Intended for healthcare professionals

News

Gaza: Children dying of starvation as UN food trucks turned away, say aid organisations

BMJ 2024; 384 doi: https://doi.org/10.1136/bmj.q619 (Published 12 March 2024) Cite this as: BMJ 2024;384:q619
  1. Elisabeth Mahase
  1. The BMJ

Women in Gaza are “burying their newborns every day” as they have no way to feed them and are unable to access critical medical care amid supply shortages and a collapsed healthcare system, humanitarian organisations have said.

“At least 15 children have already starved to death—and this is only the data from one hospital,” said Hiba Tibi, West Bank and Gaza country director for poverty charity Care.1 “In the north, one in six children under 2 is already so malnourished that they might not survive tomorrow.” Despite this, Tibi said “aid is still not getting in.” She continued, “The military blockade continues, impeding people’s ability to access food, cutting off humanitarian corridors that should serve as a lifeline for people in desperate need.”

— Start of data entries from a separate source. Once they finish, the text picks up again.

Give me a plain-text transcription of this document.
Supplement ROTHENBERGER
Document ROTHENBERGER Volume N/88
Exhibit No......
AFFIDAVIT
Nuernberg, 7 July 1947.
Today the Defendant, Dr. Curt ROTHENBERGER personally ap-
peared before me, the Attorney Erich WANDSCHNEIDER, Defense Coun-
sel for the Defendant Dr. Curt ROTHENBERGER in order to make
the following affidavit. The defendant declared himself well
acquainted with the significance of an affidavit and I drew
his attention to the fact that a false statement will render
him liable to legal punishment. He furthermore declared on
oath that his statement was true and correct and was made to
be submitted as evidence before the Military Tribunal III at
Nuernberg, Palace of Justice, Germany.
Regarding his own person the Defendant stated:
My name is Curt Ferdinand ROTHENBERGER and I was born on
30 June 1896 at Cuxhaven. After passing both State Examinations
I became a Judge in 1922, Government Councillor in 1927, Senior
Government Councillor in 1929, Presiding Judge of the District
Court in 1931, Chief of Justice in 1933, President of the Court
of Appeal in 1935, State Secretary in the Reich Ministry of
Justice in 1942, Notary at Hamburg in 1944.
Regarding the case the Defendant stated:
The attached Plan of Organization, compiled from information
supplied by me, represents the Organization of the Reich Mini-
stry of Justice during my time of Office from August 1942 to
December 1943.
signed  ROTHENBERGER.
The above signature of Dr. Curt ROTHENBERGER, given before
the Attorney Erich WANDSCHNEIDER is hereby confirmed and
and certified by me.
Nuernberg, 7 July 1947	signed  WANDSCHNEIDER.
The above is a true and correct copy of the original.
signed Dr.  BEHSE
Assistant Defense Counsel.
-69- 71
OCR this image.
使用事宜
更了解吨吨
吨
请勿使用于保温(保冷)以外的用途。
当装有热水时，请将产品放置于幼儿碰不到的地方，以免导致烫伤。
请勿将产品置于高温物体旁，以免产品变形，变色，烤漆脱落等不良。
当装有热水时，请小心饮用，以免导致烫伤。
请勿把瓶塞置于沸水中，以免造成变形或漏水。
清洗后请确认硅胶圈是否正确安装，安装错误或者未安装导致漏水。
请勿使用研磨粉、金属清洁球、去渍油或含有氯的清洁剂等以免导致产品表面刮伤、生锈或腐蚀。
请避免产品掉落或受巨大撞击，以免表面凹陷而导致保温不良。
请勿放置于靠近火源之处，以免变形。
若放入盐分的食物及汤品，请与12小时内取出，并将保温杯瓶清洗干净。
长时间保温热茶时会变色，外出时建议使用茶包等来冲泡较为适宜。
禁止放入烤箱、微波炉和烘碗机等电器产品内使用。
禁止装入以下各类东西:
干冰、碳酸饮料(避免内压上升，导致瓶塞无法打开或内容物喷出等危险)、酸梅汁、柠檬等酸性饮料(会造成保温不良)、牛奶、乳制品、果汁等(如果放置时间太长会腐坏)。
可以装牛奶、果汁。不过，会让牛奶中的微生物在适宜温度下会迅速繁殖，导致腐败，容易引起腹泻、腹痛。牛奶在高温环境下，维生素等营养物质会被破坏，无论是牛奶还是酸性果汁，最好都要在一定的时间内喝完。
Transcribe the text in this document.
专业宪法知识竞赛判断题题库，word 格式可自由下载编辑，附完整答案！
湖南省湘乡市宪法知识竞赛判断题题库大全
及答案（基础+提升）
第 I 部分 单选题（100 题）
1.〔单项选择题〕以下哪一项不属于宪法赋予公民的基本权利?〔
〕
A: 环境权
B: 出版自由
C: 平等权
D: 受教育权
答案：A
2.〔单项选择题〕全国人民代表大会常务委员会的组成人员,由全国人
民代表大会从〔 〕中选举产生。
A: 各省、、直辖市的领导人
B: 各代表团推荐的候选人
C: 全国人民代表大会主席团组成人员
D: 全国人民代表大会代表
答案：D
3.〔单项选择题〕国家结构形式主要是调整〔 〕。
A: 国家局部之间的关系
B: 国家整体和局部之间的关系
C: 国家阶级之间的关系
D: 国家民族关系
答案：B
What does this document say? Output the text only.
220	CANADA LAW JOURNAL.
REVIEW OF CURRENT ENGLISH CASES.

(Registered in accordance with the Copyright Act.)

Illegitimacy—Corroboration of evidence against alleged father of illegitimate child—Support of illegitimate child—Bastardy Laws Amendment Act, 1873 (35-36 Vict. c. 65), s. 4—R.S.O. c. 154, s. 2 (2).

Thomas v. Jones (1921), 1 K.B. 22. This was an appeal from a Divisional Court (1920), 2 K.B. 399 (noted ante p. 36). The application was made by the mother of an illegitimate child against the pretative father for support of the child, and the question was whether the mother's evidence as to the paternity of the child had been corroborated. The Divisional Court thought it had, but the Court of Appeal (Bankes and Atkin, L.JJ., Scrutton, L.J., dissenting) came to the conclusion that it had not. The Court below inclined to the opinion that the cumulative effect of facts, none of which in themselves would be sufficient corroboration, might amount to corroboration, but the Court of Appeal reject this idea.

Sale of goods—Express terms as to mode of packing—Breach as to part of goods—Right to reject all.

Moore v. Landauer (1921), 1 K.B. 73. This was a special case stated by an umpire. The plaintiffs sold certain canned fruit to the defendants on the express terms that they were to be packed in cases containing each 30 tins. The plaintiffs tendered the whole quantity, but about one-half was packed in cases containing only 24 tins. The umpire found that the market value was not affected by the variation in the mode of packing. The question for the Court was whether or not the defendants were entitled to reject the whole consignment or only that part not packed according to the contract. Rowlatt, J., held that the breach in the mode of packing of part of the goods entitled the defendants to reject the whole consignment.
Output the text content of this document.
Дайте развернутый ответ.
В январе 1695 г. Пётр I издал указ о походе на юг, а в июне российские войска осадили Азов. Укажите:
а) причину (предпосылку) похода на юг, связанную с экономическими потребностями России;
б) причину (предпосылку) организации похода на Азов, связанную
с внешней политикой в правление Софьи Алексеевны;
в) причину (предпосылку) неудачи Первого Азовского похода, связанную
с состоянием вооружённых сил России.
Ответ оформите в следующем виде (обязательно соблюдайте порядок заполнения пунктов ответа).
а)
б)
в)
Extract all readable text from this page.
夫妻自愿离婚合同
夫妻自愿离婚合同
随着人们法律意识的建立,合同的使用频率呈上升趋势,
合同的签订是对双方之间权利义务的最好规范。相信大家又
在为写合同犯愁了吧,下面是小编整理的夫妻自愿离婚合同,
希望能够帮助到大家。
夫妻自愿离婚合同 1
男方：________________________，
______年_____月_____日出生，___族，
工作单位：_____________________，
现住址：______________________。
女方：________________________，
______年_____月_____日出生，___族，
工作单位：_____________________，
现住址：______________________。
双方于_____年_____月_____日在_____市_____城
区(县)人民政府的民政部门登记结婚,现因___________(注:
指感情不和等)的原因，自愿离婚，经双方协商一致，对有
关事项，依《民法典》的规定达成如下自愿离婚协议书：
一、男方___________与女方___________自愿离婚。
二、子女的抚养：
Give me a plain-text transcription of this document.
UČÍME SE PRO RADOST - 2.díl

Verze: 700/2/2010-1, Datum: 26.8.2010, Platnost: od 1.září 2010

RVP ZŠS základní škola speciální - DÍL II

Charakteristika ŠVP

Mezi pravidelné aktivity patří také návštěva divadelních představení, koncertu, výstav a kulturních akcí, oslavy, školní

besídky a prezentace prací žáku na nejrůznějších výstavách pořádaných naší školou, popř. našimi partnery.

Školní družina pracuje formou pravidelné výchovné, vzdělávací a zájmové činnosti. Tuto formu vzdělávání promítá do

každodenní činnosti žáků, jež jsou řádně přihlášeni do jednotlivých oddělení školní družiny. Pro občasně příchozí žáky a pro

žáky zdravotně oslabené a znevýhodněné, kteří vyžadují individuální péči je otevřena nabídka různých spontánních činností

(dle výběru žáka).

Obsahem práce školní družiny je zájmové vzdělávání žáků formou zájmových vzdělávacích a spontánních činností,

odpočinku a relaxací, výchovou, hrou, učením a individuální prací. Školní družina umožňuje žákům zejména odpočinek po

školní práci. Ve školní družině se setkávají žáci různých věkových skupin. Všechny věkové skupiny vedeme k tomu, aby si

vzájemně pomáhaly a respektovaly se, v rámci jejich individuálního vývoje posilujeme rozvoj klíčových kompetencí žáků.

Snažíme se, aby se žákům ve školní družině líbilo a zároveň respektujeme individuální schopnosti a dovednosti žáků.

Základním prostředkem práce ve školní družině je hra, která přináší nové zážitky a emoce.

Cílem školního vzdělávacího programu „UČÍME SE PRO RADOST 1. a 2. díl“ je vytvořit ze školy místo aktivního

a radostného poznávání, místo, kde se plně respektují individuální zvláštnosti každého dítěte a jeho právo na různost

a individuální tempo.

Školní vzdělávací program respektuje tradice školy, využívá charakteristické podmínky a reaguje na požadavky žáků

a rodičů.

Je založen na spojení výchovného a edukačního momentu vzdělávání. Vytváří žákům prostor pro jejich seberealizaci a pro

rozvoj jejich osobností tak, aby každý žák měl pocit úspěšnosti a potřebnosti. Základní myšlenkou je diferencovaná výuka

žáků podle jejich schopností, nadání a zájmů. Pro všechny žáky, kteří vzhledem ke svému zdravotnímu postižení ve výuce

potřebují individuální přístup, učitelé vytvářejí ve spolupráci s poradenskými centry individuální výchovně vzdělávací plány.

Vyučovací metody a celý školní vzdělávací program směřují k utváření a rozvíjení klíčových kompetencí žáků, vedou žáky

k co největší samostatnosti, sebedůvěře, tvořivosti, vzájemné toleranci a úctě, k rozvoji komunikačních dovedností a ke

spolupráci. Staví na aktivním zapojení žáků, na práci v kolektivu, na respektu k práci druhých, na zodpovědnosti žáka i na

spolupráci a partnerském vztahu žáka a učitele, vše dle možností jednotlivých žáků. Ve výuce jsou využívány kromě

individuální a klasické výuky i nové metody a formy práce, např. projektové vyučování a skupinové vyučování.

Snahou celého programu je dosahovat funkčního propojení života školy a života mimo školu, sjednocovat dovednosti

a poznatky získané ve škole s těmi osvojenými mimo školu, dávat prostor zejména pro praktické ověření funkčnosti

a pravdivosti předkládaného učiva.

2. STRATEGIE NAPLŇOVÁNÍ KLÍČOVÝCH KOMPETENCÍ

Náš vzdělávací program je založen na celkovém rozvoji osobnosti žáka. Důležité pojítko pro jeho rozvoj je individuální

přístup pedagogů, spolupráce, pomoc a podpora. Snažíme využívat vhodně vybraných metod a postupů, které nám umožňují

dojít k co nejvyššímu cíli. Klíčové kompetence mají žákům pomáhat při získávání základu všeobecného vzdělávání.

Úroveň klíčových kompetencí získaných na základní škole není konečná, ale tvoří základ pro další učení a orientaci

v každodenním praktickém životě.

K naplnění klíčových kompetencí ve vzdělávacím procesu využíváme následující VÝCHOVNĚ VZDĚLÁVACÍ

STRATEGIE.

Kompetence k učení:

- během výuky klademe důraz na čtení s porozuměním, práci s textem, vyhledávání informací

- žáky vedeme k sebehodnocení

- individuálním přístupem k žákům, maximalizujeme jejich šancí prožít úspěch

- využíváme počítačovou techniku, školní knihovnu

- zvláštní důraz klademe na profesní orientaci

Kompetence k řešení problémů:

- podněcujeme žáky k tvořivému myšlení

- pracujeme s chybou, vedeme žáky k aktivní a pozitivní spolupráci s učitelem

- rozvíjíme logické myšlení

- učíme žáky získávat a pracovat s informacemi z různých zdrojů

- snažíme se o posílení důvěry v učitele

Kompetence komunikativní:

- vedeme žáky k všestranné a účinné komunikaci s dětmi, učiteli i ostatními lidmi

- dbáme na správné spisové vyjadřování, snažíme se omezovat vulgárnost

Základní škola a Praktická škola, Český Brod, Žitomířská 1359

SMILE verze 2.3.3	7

On 11 March the UN reported that the death toll from malnutrition and dehydration was believed to have risen to 25, of which 21 were children.2

Humanitarian organisations have for months warned that the severely restricted access for aid to enter Gaza would lead to famine.345

UN food trucks turned away

Earlier this month, the UN World Food Programme (WFP) reported that its attempts to deliver “desperately needed food supplies” to those starving in northern Gaza had been “largely unsuccessful” with a 14 truck convoy being turned away by the Israeli Defence Force after waiting for hours at the Wadi Gaza checkpoint on 5 March.

This came just days after the “flour massacre” on 29 February, during which the UN said more than 100 people who gathered to collect flour were estimated to have been killed during “violence unleashed by Israeli forces.”6

The Israeli military has denied this account, arguing that most people were killed in a stampede and that the military had only opened fire after soldiers became endangered.7 The UN has, however, accused Israel of “intentionally starving the Palestinian people” and has called on the country to “end its campaign of starvation and targeting of civilians.”

As aid access continues to be restricted, some countries including the US and Jordan have started air dropping supplies in Gaza. One such aid delivery reportedly killed five people after parachutes failed to open.8

WFP’s deputy executive director Carl Skau said, “Airdrops are a last resort and will not avert famine. We need entry points to northern Gaza that will allow us to deliver enough food for half a million people in desperate need.”